Background Facts and Lower Court History
Mount Holly involves a group of predominantly low-income minority homeowners who sued a township, alleging that the town’s plans to redevelop the area were discriminatory and violated the FHA under a disparate impact theory. The trial court initially dismissed the homeowners’ claims on summary judgment. The Third Circuit reversed, holding that the homeowners made a prima facie showing that the redevelopment plan disproportionately affected minorities. The township appealed, and the Supreme Court will review the sole issue of whether minorities may sue under the FHA when a policy has a disparate impact on them even if there is no proof of intentional discrimination.

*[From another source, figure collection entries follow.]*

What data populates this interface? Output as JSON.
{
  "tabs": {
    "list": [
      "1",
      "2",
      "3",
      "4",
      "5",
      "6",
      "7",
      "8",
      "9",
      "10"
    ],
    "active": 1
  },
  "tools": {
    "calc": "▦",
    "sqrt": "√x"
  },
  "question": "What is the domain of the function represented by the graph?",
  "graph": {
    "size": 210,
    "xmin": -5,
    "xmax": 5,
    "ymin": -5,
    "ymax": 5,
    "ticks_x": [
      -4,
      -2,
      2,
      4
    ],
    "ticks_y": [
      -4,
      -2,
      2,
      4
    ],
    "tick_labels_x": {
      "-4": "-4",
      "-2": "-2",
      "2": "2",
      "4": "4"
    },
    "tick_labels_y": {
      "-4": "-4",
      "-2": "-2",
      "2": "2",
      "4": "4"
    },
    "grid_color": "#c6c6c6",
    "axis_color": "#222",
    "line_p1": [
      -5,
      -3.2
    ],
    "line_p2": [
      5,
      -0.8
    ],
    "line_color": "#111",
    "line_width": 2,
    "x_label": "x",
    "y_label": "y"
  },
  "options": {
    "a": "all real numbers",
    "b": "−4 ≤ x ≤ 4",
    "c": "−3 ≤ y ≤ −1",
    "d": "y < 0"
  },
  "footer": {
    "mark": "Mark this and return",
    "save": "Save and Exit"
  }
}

The FHA contains no express language permitting disparate impact claims. Nonetheless, most Circuit Courts — as well as the Department of Justice, the Department of Housing and Urban Development and the Consumer Financial Protection Bureau — have taken the position that disparate impact claims are available under the statute. These Circuit Courts and government agencies have similarly insisted that disparate impact claims may also be brought under the Equal Credit Opportunity Act, 15 U.S.C. § 1691, et seq. (ECOA), despite the absence of such language in the ECOA authorizing such claims.
Accordingly, the Supreme Court’s ruling in Mount Holly may ultimately resolve uncertainty over whether housing and lending policies that result in unintended discrimination may be subject to litigation under the FHA and ECOA. We are monitoring the case closely and will report on further developments.